Customers are able to send messages as another customer


  • Used Zammad version: 3.6.0
  • Used Zammad installation source: package
  • Operating system: CentOS 7
  • Browser + version: Chrome 88

Expected behavior:

  • Customers should never be able to send messages as another customer.

Actual behavior:

  • One of our users found a way to post messages from another user. He did the following:
    (There has to be a Ticket with ‘pending reminder’ as status)
  1. The customer_one opens a Ticket of another user customer_two (he can see it, since it’s a shared organization).
  2. This ticket is in state ‘pending reminder’ so he is able to change the pending time (which itself is a bug if you ask me, but that is not, what this is about). → So he does change the date.
  3. In addition, he wrote a small text in the “note box”.
  4. As soon he confirms with “send” the message gets posted in this ticket BUT as the customer_two account (who owns this ticket). The date is changing too.

==> So customer_one was able to successfully write a note as customer_two while changing the pending reminder date.

Steps to reproduce the behavior:

  • create a shared organization
  • create customer_one and customer_two as user accounts
  • add the new user accounts to your shared organization
  • create a pending reminder ticket for customer_two

Then just open the ticket as customer_one and modify the pending reminder date. In addition, write a note in the box (web interface). Now check as whom the message was registered.

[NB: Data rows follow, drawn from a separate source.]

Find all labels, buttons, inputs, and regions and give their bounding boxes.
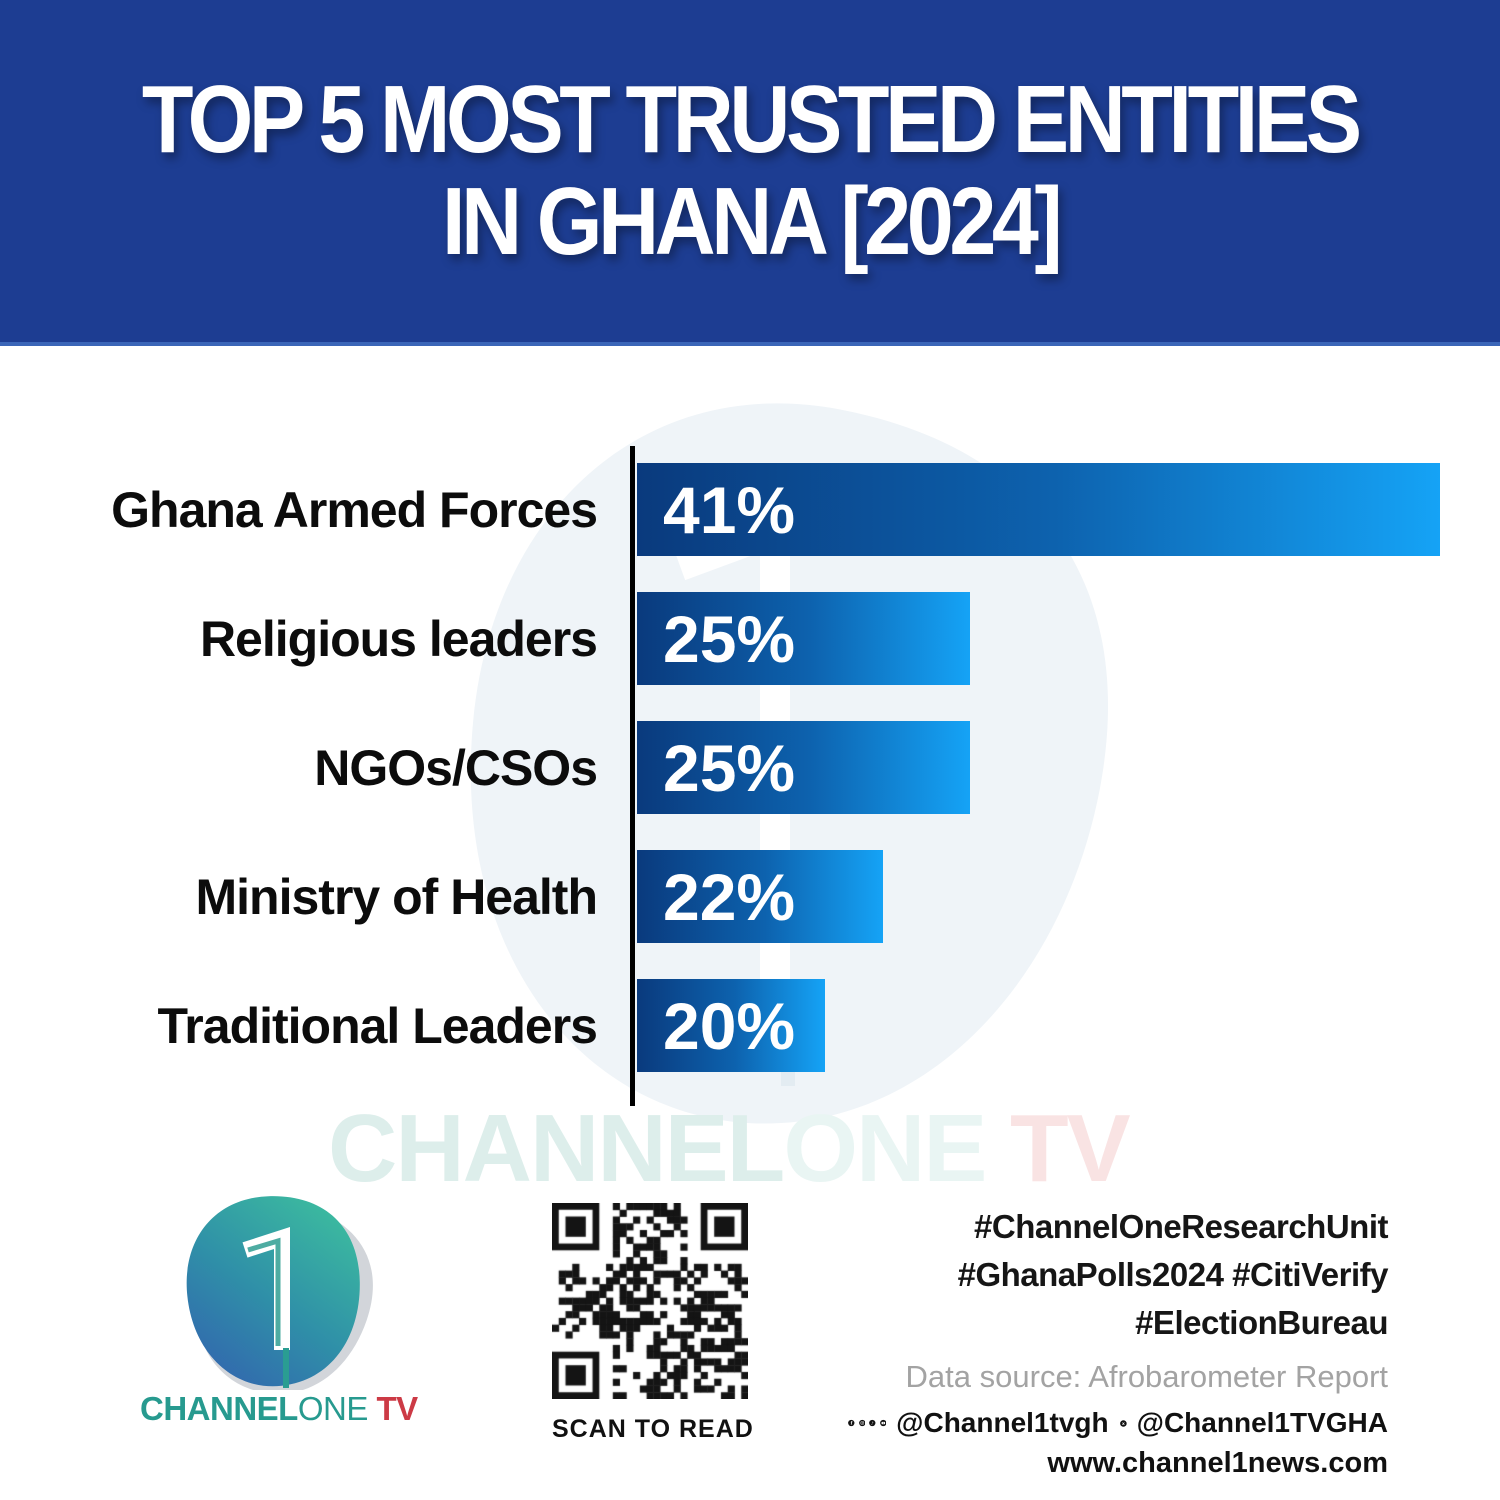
wordmark-channel: CHANNEL — [140, 1390, 298, 1427]
footer: CHANNELONE TV SCAN TO READ #ChannelOneRe… — [0, 1180, 1500, 1500]
hashtag-line: #ElectionBureau — [1135, 1304, 1388, 1341]
wordmark-tv: TV — [367, 1390, 419, 1427]
svg-text:♪: ♪ — [871, 1421, 874, 1426]
watermark-text: CHANNELONE TV — [328, 1094, 1131, 1204]
wordmark-one: ONE — [297, 1390, 369, 1427]
bar-row: Ministry of Health 22% — [0, 850, 1440, 943]
qr-block: SCAN TO READ — [552, 1203, 754, 1444]
bar: 41% — [637, 463, 1440, 556]
bar-label: Ministry of Health — [195, 868, 598, 925]
svg-text:X: X — [1122, 1421, 1125, 1425]
data-source: Data source: Afrobarometer Report — [905, 1359, 1388, 1394]
bar-label: Traditional Leaders — [157, 997, 598, 1054]
bar-value-label: 20% — [663, 988, 796, 1063]
bar-value-label: 25% — [663, 601, 796, 676]
bar: 25% — [637, 721, 971, 814]
watermark-tv: TV — [985, 1095, 1131, 1202]
qr-caption: SCAN TO READ — [552, 1415, 754, 1443]
bar-value-label: 41% — [663, 472, 796, 547]
watermark-channel: CHANNEL — [328, 1095, 785, 1202]
website-url: www.channel1news.com — [1047, 1447, 1388, 1479]
bar-chart: CHANNELONE TV Ghana Armed Forces 41% Rel… — [0, 346, 1500, 1202]
bar-track: 41% — [637, 463, 1440, 556]
hashtag-line: #GhanaPolls2024 #CitiVerify — [957, 1256, 1389, 1293]
bar-label: NGOs/CSOs — [314, 739, 598, 796]
bar-label: Ghana Armed Forces — [111, 481, 598, 538]
bar-value-label: 22% — [663, 859, 796, 934]
bar-track: 25% — [637, 721, 1440, 814]
watermark-one: ONE — [783, 1095, 987, 1202]
bar-label: Religious leaders — [199, 610, 598, 667]
axis-line — [630, 446, 635, 1106]
bar-value-label: 25% — [663, 730, 796, 805]
bar: 25% — [637, 592, 971, 685]
bar: 22% — [637, 850, 883, 943]
header-banner: TOP 5 MOST TRUSTED ENTITIES IN GHANA [20… — [0, 0, 1500, 346]
bar-row: Ghana Armed Forces 41% — [0, 463, 1440, 556]
youtube-icon — [879, 1419, 887, 1427]
svg-text:f: f — [851, 1422, 854, 1427]
logo-wordmark: CHANNELONE TV — [140, 1390, 418, 1428]
social-row: f ♪ @Channel1tvgh X @ — [848, 1407, 1388, 1439]
instagram-icon — [858, 1419, 865, 1427]
page-title-line-1: TOP 5 MOST TRUSTED ENTITIES — [142, 66, 1362, 173]
bar-rows: Ghana Armed Forces 41% Religious leaders… — [0, 463, 1440, 1108]
x-icon: X — [1119, 1419, 1127, 1427]
channel-one-logo: CHANNELONE TV — [140, 1180, 418, 1428]
hashtag-line: #ChannelOneResearchUnit — [974, 1208, 1388, 1245]
bar-track: 20% — [637, 979, 1440, 1072]
bar-track: 25% — [637, 592, 1440, 685]
bar-row: Religious leaders 25% — [0, 592, 1440, 685]
social-handle-2: @Channel1TVGHA — [1136, 1407, 1388, 1438]
bar-track: 22% — [637, 850, 1440, 943]
footer-right-column: #ChannelOneResearchUnit #GhanaPolls2024 … — [848, 1203, 1389, 1480]
hashtags: #ChannelOneResearchUnit #GhanaPolls2024 … — [848, 1203, 1389, 1347]
tiktok-icon: ♪ — [869, 1419, 876, 1427]
channel-one-logo-icon — [186, 1196, 373, 1390]
qr-code — [552, 1203, 748, 1399]
bar-row: NGOs/CSOs 25% — [0, 721, 1440, 814]
bar: 20% — [637, 979, 825, 1072]
social-handle-1: @Channel1tvgh — [896, 1407, 1109, 1438]
bar-row: Traditional Leaders 20% — [0, 979, 1440, 1072]
facebook-icon: f — [848, 1419, 855, 1427]
page-title-line-2: IN GHANA [2024] — [441, 168, 1063, 275]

It will be customer_two and NOT customer_one as we expected!

(And the date gets changed too… which is also wrong. But already known here → Pending till can be changed by customer via web interface · Issue #2671 · zammad/zammad · GitHub)

Regarding the pending reminder it’s a known bug already.

Regarding the other “issue” that a customer can send “as” another customer.
I think you’re not talking about “on behalf” functionality but actually two customers from the same organization. If so, you may want to check “shared” option of organization which allows exactly this.

Customers are allowed to see the tickets of other members and, of course, also add notes to it.
See: Organizations — Zammad documentation

Yes, he can send notes into another persons Ticket. It’s clear, that he can do it within a shared organization.
My trouble is… as soon he is adding a note, it is always send as the Ticket owner. Not himself.

Please provide configuration details of the roles affected by the customer and of an affected ticket.
Other wise this is impossible to reproduce.

Okay… lets see

All the base info is provided already.

He is an agent and a customer the same time. A feature introduced in 3.5 (–> Release Notes | Zammad 3.5 and there the second point)

So he has two roles. One is a general customer role. And one as an Agent:


He has full access to his own application, and he is able to open Tickets for the standard “Support” team. Nothing else.

The Ticket itself is assigned to a different department again. As you see up there, he has no right to open it as an agent. So he opens the Ticket as “customer”. He is able to write in the ticket with said “customer” permissions, since the ticket owner is a user of the same shared organization.

But everything he adds gets added as the ticket owner. He basically is an “imposter”.

Please share the detail configuration of each affected role.

He has this role:

Here is nothing checked except what I posted already.

And he also has this role:

But also here is nothing else checked then you see already here.

He just has these two roles.

The whole role configuration please.
Please don’t get me wrong, I’d like to double tab.

How would you wish to get the config? :slight_smile:

Pictures? Texts? Can I get them over API and send you the output?

Sorry, I can’t use Discourse for sharing these screenshots. How can I send them properly to you?

I’m sorry, I can’t accept alternative communication channels.

This topic was automatically closed 120 days after the last reply. New replies are no longer allowed.